I guess there is always next year, but I am just as disappointed.
This is Influenza A, the kind a nurse swabbed from each of our children’s little nostrils with a too-thick-looking Q-Tip.
This is them hot to the core, fevers burning through the flu. This is no sleep for parents and the fact that our own flus may be imminent.
This is them crying and eating like puny birds. (They ate small bites equalling one small piece of home made, hand-delivered challah from their Baba, grandmother).
More waking up. Speaking in Japanese in sleep. Commands that are garbled, then forgetful, loud, and accusatory.
Her hands move differently. They are not soft as she tries to find comfort, but tight like claws. She cries again. “I don’t like this.” She sees little lines and something dripping that is so not there.

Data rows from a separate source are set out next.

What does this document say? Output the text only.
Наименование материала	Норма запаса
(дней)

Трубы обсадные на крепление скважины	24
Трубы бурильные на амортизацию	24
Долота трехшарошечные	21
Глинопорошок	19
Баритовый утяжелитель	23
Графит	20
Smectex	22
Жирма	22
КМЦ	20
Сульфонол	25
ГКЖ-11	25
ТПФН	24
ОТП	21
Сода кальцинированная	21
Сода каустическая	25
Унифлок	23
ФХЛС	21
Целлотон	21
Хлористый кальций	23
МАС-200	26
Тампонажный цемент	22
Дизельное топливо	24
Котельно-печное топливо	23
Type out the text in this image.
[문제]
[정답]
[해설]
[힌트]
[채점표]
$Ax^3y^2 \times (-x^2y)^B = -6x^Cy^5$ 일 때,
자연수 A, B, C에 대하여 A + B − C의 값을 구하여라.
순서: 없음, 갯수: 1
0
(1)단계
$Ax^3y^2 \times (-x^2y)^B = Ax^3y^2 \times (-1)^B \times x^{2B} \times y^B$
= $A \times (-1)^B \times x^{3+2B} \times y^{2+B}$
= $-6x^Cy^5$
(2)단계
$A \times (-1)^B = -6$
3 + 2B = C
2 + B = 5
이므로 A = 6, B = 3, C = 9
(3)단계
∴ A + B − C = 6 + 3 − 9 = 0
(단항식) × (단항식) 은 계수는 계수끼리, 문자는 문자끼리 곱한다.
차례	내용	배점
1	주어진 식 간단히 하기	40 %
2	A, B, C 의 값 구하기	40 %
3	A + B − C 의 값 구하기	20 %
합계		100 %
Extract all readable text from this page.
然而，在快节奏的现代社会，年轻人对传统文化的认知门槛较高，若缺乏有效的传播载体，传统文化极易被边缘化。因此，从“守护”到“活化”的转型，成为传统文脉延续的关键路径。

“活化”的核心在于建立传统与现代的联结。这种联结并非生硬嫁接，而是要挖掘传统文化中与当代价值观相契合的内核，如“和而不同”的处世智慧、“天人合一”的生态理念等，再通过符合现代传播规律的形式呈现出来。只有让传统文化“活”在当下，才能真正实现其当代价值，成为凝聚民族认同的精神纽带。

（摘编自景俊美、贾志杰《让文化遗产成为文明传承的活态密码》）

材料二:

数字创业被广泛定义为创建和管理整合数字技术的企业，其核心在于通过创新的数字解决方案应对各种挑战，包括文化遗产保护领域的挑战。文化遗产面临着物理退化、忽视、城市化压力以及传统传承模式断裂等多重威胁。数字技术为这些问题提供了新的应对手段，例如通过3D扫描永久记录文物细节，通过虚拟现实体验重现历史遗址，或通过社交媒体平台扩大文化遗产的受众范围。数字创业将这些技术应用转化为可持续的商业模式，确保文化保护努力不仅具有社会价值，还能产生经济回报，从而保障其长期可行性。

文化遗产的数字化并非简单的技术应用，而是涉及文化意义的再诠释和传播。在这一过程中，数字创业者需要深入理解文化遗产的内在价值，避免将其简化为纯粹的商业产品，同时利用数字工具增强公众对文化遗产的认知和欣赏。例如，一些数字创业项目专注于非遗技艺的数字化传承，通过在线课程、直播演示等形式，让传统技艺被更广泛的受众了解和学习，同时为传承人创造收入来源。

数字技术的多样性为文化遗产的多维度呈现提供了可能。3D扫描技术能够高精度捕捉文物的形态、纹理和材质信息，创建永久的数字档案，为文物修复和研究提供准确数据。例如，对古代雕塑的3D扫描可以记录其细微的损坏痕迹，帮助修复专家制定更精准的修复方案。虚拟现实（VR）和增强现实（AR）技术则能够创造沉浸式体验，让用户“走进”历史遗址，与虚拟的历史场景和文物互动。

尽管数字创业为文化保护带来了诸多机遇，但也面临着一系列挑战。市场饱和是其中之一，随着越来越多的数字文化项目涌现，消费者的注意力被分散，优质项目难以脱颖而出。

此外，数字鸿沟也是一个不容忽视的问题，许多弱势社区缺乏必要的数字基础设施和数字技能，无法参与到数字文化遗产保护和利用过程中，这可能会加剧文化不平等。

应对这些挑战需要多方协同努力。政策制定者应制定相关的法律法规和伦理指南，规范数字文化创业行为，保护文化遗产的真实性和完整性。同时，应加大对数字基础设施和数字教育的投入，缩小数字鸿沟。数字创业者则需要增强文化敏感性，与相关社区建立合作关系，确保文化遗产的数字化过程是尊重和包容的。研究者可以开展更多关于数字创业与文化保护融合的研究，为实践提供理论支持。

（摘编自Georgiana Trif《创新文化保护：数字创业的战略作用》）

Night fevers with delirium are flipping, f—, downright scary. Knowing you’ve already given all the medicine that may be given in that window, knowing she is 8 billion times more upset by what is going on in her body. That there are still hours and hours of scary.
And then I think of children who are really sick, the sweet kiddos who more often than not, burn with fevers. The kids who always miss their events. The parents who reassure through tears and are themselves, completely, utterly scared.
This flu business may last a week, but then we get better. We expect returning appetites and ice cream treats to feel better. We expect looking back on this while doing something active, her full senses and functions regained.
I pray a night of peace for these flu-struck dears, for rest that envelopes and makes it all better.